The new method incorporates single-cell RNA-seq, which sequences a single cell’s transcriptome and reveals which genes are being transcribed inside a cell at a given point in time. This helps scientists understand, for example, what makes a skin cell so different from a heart cell even though the cells share the same DNA.
“Scientists have well-established methods for resolving diverse subsets of a population, but one thing that’s not very well worked out is how this diversity is generated. That’s the key question we were targeting: how a single founding cell gives rise to very diverse progeny,” points out Kimmerling.
To try to answer that question, the researchers designed a microfluidic device that traps first an individual cell and then all of its descendants. The device has several connected channels, each of which has a trap that can capture a single cell. After the initial cell divides, its daughter cells flow further along the device and get trapped in the next channel. The researchers showed that they can capture up to five generations of cells this way and keep track of their relationships.
To get the cells off the chip, the researchers temporarily reverse the direction of the fluid flowing across the chip, allowing them to remove the cells one at a time to perform single-cell RNA-seq.
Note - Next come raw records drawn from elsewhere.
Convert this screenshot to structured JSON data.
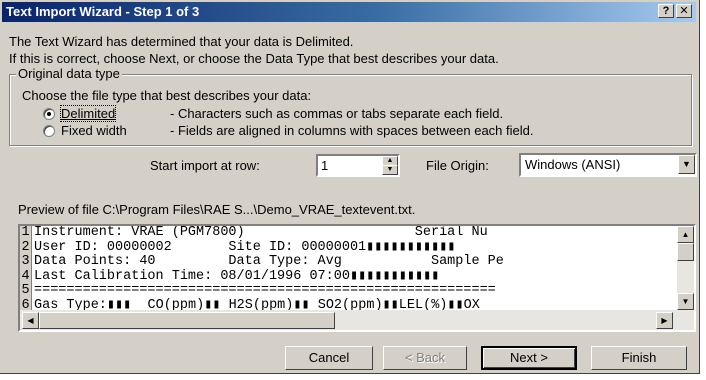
{
  "window": {
    "title": "Text Import Wizard - Step 1 of 3",
    "help_button": "?",
    "close_button": "✕"
  },
  "intro": {
    "line1": "The Text Wizard has determined that your data is Delimited.",
    "line2": "If this is correct, choose Next, or choose the Data Type that best describes your data."
  },
  "data_type": {
    "group_label": "Original data type",
    "prompt": "Choose the file type that best describes your data:",
    "options": [
      {
        "label": "Delimited",
        "description": "- Characters such as commas or tabs separate each field.",
        "selected": true
      },
      {
        "label": "Fixed width",
        "description": "- Fields are aligned in columns with spaces between each field.",
        "selected": false
      }
    ]
  },
  "start_import": {
    "label": "Start import at row:",
    "value": "1"
  },
  "file_origin": {
    "label": "File Origin:",
    "value": "Windows (ANSI)"
  },
  "preview": {
    "label": "Preview of file C:\\Program Files\\RAE S...\\Demo_VRAE_textevent.txt.",
    "rows": [
      {
        "num": "1",
        "text": "Instrument: VRAE (PGM7800)                     Serial Nu"
      },
      {
        "num": "2",
        "text": "User ID: 00000002       Site ID: 00000001▮▮▮▮▮▮▮▮▮▮▮"
      },
      {
        "num": "3",
        "text": "Data Points: 40         Data Type: Avg           Sample Pe"
      },
      {
        "num": "4",
        "text": "Last Calibration Time: 08/01/1996 07:00▮▮▮▮▮▮▮▮▮▮▮"
      },
      {
        "num": "5",
        "text": "========================================================="
      },
      {
        "num": "6",
        "text": "Gas Type:▮▮▮  CO(ppm)▮▮ H2S(ppm)▮▮ SO2(ppm)▮▮LEL(%)▮▮OX"
      }
    ]
  },
  "buttons": {
    "cancel": "Cancel",
    "back": "< Back",
    "next": "Next >",
    "finish": "Finish"
  },
  "colors": {
    "title_bar_start": "#0a246a",
    "title_bar_end": "#a6caf0",
    "dialog_face": "#d4d0c8"
  }
}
In this study, the team captured and sequenced T cells that—when they encounter a cell infected with a virus or bacterium—create effector T cells, which seek and destroy infected cells, as well as memory T cells that retain a “memory” of the encounter and circulate in the body indefinitely in case of a subsequent encounter.
“A single founding cell can give rise to both effector and memory cell subtypes, but how that diversity is generated isn’t very clear,” explain Kimmerling.
The scientists analyzed RNA from recently activated T cells and two subsequent generations. When comparing genes with functions related to T-cell activation and differentiation, they found that sister cells produced from the same division event are much more similar in their gene expression profiles than two unrelated cells. They also found that “cousin” cells, which have the same “grandmother,” are more similar than unrelated cells. This suggests unique, family-specific transcriptional profiles for single T cells.
The researchers hope that future studies with this device could help to resolve the long-standing debate over how T cells differentiate into effector cells and memory cells. One theory is that the distinction occurs as early as the first T cell division following activation, while a competing theory suggests that the distinction happens later on, as a result of changes in the cells’ microenvironment.
To address this question, the researchers believe they would need to analyze the development of T cells taken from a mouse that had been exposed to a foreign pathogen, providing a useful model of T cell activation in response to infection.